Published online by Cambridge University Press: 05 June 2012
In the design of distributed algorithms for various applications several very general problems for process networks appear frequently as subtasks. These elementary tasks include the broadcasting of information (e.g., a start or terminate message), achieving a global synchronization between processes, triggering the execution of some event in each process, or computing a function of which each process holds part of the input. These tasks are always performed by passing messages according to some prescribed, topology-dependent scheme that ensures the participation of all processes. Indeed, as will become more evident to the reader in later chapters, these tasks are so fundamental that solutions to more complicated problems such as election (Chapter 7), termination detection (Chapter 8), or mutual exclusion can be given in which communication between processes occurs only via these message passing schemes.
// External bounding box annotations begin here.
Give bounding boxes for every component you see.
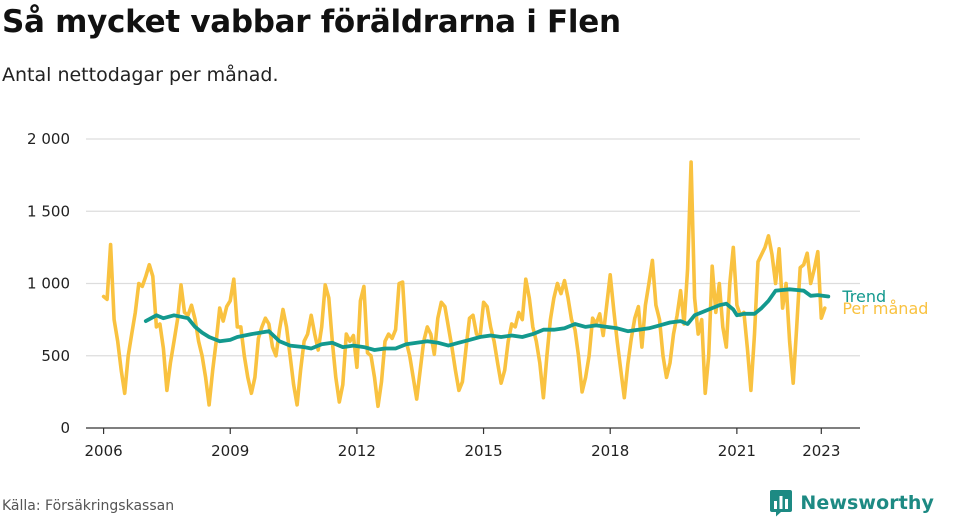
y-tick-label: 2 000 <box>27 130 70 148</box>
chart-subtitle: Antal nettodagar per månad. <box>2 64 279 86</box>
x-tick-label: 2012 <box>338 442 376 460</box>
y-tick-label: 1 000 <box>27 275 70 293</box>
brand-name: Newsworthy <box>800 492 934 514</box>
x-tick-label: 2015 <box>464 442 502 460</box>
chart-title: Så mycket vabbar föräldrarna i Flen <box>2 4 621 40</box>
x-tick-label: 2006 <box>84 442 122 460</box>
x-tick-label: 2021 <box>718 442 756 460</box>
y-tick-label: 0 <box>60 419 70 437</box>
source-note: Källa: Försäkringskassan <box>2 498 175 514</box>
newsworthy-logo[interactable]: Newsworthy <box>769 489 934 517</box>
trend-series-line <box>143 287 831 352</box>
x-tick-label: 2023 <box>802 442 840 460</box>
trend-legend-label: Trend <box>841 287 886 306</box>
x-tick-label: 2018 <box>591 442 629 460</box>
y-tick-label: 1 500 <box>27 202 70 220</box>
bar-chart-icon <box>770 490 793 517</box>
y-tick-label: 500 <box>41 347 70 365</box>
monthly-legend-label: Per månad <box>842 299 928 318</box>
x-tick-label: 2009 <box>211 442 249 460</box>
line-chart: 0 500 1 000 1 500 2 000 2006 2009 2012 2015 2018 2… <box>27 130 928 460</box>
monthly-series-line <box>101 160 827 409</box>
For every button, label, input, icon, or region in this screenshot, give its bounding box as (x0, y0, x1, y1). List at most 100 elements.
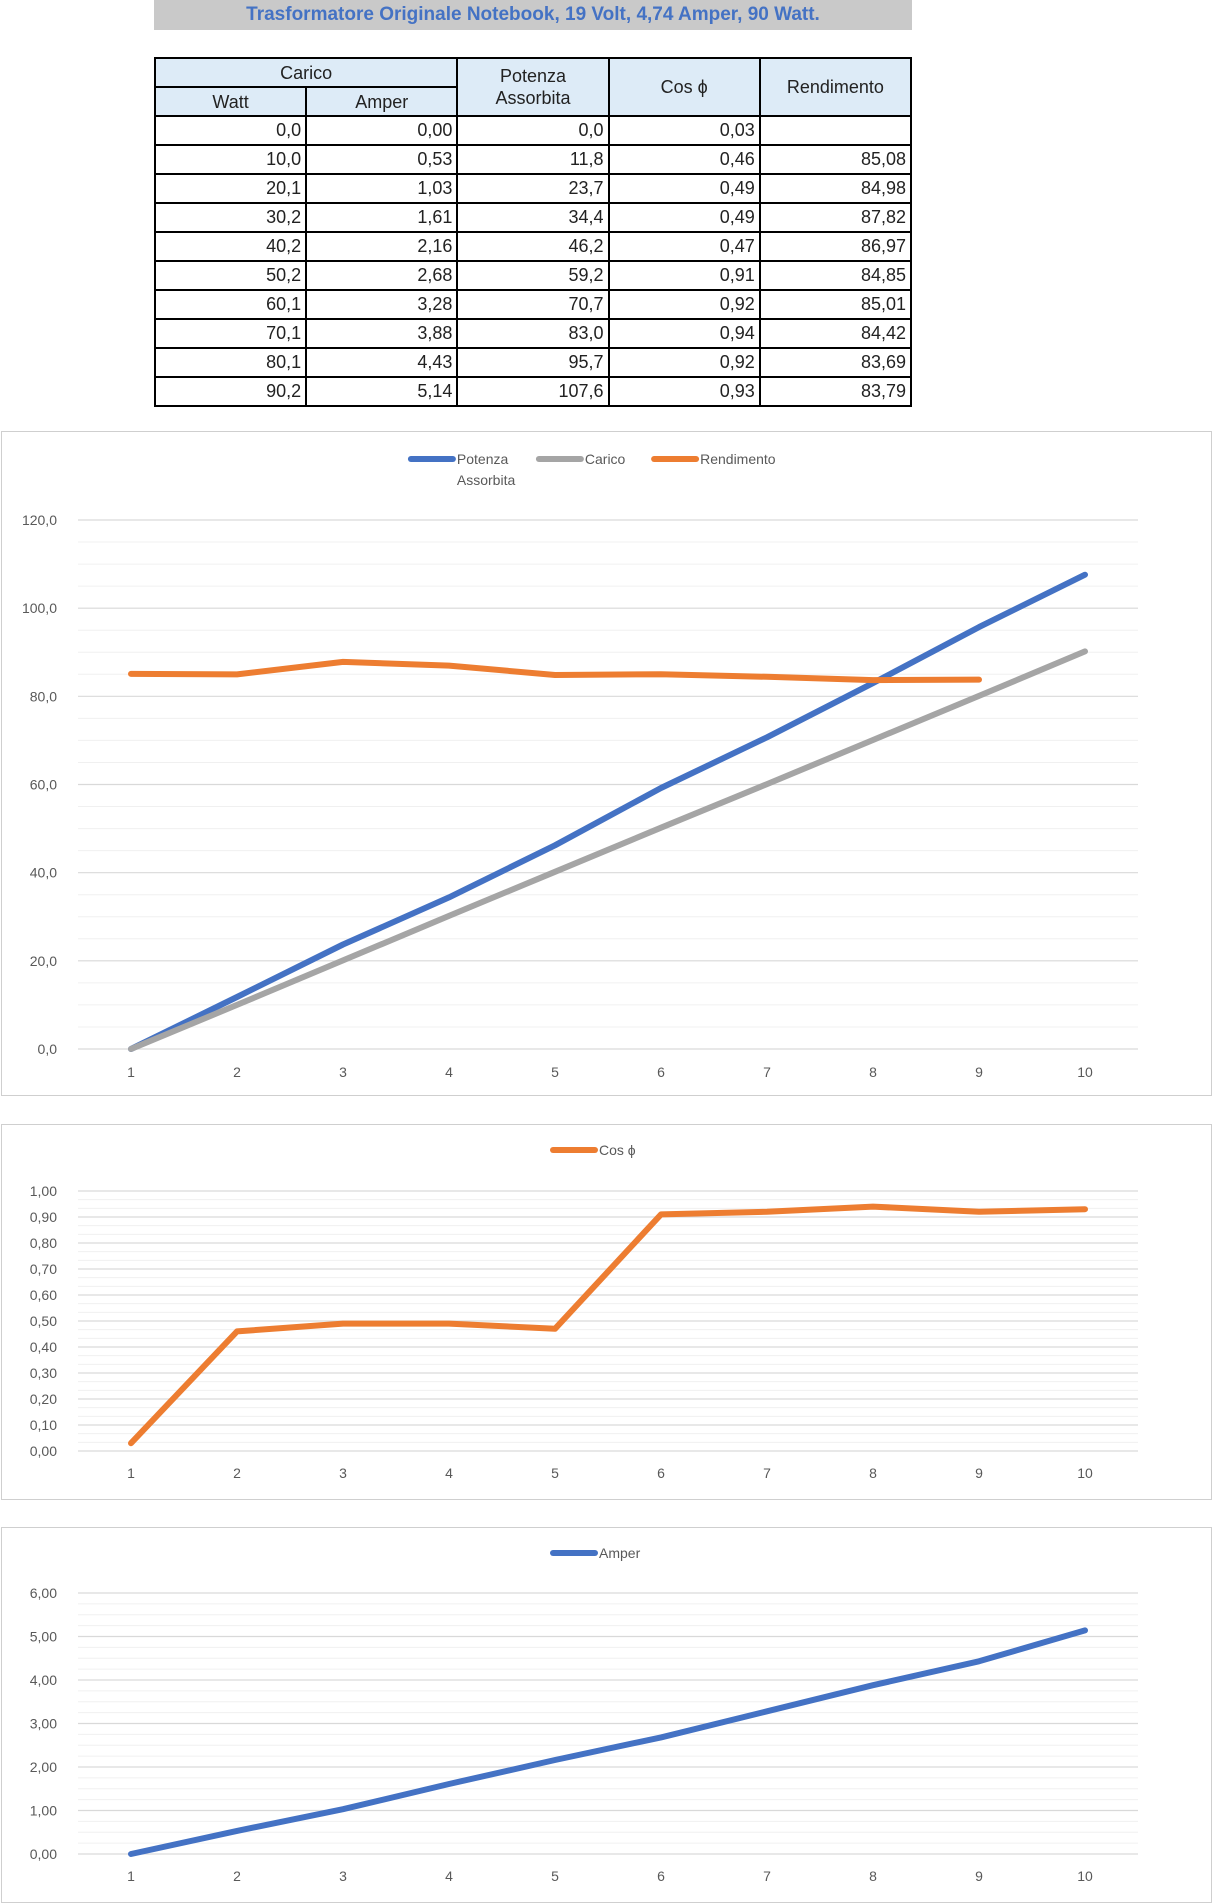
chart-panel-cosphi: 0,00 0,10 0,20 0,30 0,40 0,50 0,60 0,70 0,80 0,90… (1, 1124, 1212, 1500)
data-point (978, 1211, 980, 1213)
table-cell: 3,88 (305, 318, 459, 349)
y-tick-label: 0,90 (30, 1209, 57, 1225)
data-point (978, 695, 980, 697)
chart-panel-potenza: 0,0 20,0 40,0 60,0 80,0 100,0 120,0 1 2 3 4 5 6 7 8 9 10… (1, 431, 1212, 1096)
data-point (554, 844, 556, 846)
table-cell: 0,46 (607, 144, 761, 175)
data-point (766, 1710, 768, 1712)
table-cell: 84,42 (758, 318, 913, 349)
table-cell: 11,8 (456, 144, 610, 175)
data-point (236, 996, 238, 998)
table-row: 10,0 0,53 11,8 0,46 85,08 (153, 144, 913, 175)
table-cell: 90,2 (153, 376, 308, 407)
table-cell: 70,1 (153, 318, 308, 349)
x-tick-label: 5 (551, 1465, 559, 1481)
table-header-row: Carico Potenza Assorbita Cos ϕ Rendiment… (153, 57, 913, 117)
series-line-1 (128, 648, 1088, 1052)
data-point (130, 1853, 132, 1855)
data-point (872, 1684, 874, 1686)
table-cell: 70,7 (456, 289, 610, 320)
data-point (978, 679, 980, 681)
table-cell: 4,43 (305, 347, 459, 378)
y-tick-label: 3,00 (30, 1716, 57, 1732)
data-point (1084, 1208, 1086, 1210)
table-cell: 0,0 (153, 115, 308, 146)
x-tick-label: 8 (869, 1064, 877, 1080)
x-tick-label: 7 (763, 1064, 771, 1080)
table-cell: 0,93 (607, 376, 761, 407)
table-cell: 107,6 (456, 376, 610, 407)
table-row: 20,1 1,03 23,7 0,49 84,98 (153, 173, 913, 204)
data-point (766, 1211, 768, 1213)
table-cell: 2,68 (305, 260, 459, 291)
x-tick-label: 5 (551, 1064, 559, 1080)
legend-item: Amper (550, 1545, 641, 1561)
data-point (342, 1323, 344, 1325)
data-point (448, 896, 450, 898)
table-cell: 46,2 (456, 231, 610, 262)
x-tick-label: 10 (1077, 1465, 1093, 1481)
data-point (766, 736, 768, 738)
table-cell (758, 115, 913, 146)
legend-label: Potenza Assorbita (457, 451, 516, 488)
x-tick-label: 1 (127, 1465, 135, 1481)
data-point (766, 676, 768, 678)
y-tick-label: 1,00 (30, 1183, 57, 1199)
table-cell: 85,01 (758, 289, 913, 320)
table-cell: 0,49 (607, 173, 761, 204)
header-amper: Amper (305, 86, 459, 117)
x-tick-label: 3 (339, 1064, 347, 1080)
y-tick-label: 0,40 (30, 1339, 57, 1355)
x-tick-label: 6 (657, 1465, 665, 1481)
header-rendimento: Rendimento (758, 57, 913, 117)
table-cell: 40,2 (153, 231, 308, 262)
data-point (872, 739, 874, 741)
data-point (1084, 574, 1086, 576)
table-cell: 95,7 (456, 347, 610, 378)
table-cell: 0,91 (607, 260, 761, 291)
data-point (978, 1660, 980, 1662)
data-point (660, 787, 662, 789)
data-point (554, 871, 556, 873)
x-tick-label: 5 (551, 1868, 559, 1884)
x-tick-label: 10 (1077, 1064, 1093, 1080)
table-row: 30,2 1,61 34,4 0,49 87,82 (153, 202, 913, 233)
data-point (872, 1206, 874, 1208)
y-tick-label: 0,10 (30, 1417, 57, 1433)
legend-label: Cos ϕ (599, 1142, 636, 1158)
table-cell: 5,14 (305, 376, 459, 407)
data-point (342, 661, 344, 663)
x-tick-label: 2 (233, 1868, 241, 1884)
data-point (236, 1330, 238, 1332)
x-tick-label: 6 (657, 1868, 665, 1884)
x-tick-label: 4 (445, 1868, 453, 1884)
table-cell: 87,82 (758, 202, 913, 233)
y-tick-label: 6,00 (30, 1585, 57, 1601)
data-point (872, 679, 874, 681)
table-row: 0,0 0,00 0,0 0,03 (153, 115, 913, 146)
table-cell: 0,47 (607, 231, 761, 262)
table-row: 50,2 2,68 59,2 0,91 84,85 (153, 260, 913, 291)
table-cell: 83,69 (758, 347, 913, 378)
table-cell: 0,49 (607, 202, 761, 233)
table-cell: 0,92 (607, 347, 761, 378)
series-line-0 (128, 571, 1088, 1052)
data-point (236, 1004, 238, 1006)
data-point (342, 944, 344, 946)
data-point (1084, 1629, 1086, 1631)
x-tick-label: 9 (975, 1868, 983, 1884)
y-tick-label: 40,0 (30, 865, 57, 881)
data-point (130, 673, 132, 675)
table-cell: 60,1 (153, 289, 308, 320)
header-cosphi: Cos ϕ (607, 57, 761, 117)
y-tick-label: 0,60 (30, 1287, 57, 1303)
table-row: 60,1 3,28 70,7 0,92 85,01 (153, 289, 913, 320)
data-point (554, 1759, 556, 1761)
data-point (554, 1328, 556, 1330)
data-point (342, 959, 344, 961)
chart-cosphi: 0,00 0,10 0,20 0,30 0,40 0,50 0,60 0,70 0,80 0,90… (30, 1142, 1138, 1481)
x-tick-label: 3 (339, 1465, 347, 1481)
y-tick-label: 60,0 (30, 777, 57, 793)
y-tick-label: 0,0 (38, 1041, 58, 1057)
table-cell: 84,85 (758, 260, 913, 291)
The importance of message-passing schemes, called wave algorithms from now on, justifies a separate treatment of them in isolation from a particular application algorithm in which the schemes can be embedded. This chapter formally defines wave algorithms (Subsection 6.1.1) and proves some general results about them (Subsection 6.1.2). The observation that the same algorithms can be used for all of the fundamental tasks listed above, i.e., broadcasting, synchronization, and computing global functions, will be made rigorous (Subsections 6.1.3 through 6.1.5). Section 6.2 presents some widely used wave algorithms. Section 6.3 considers traversal algorithms, which are wave algorithms with the additional property that the events of a computation of the algorithm are totally ordered by causality.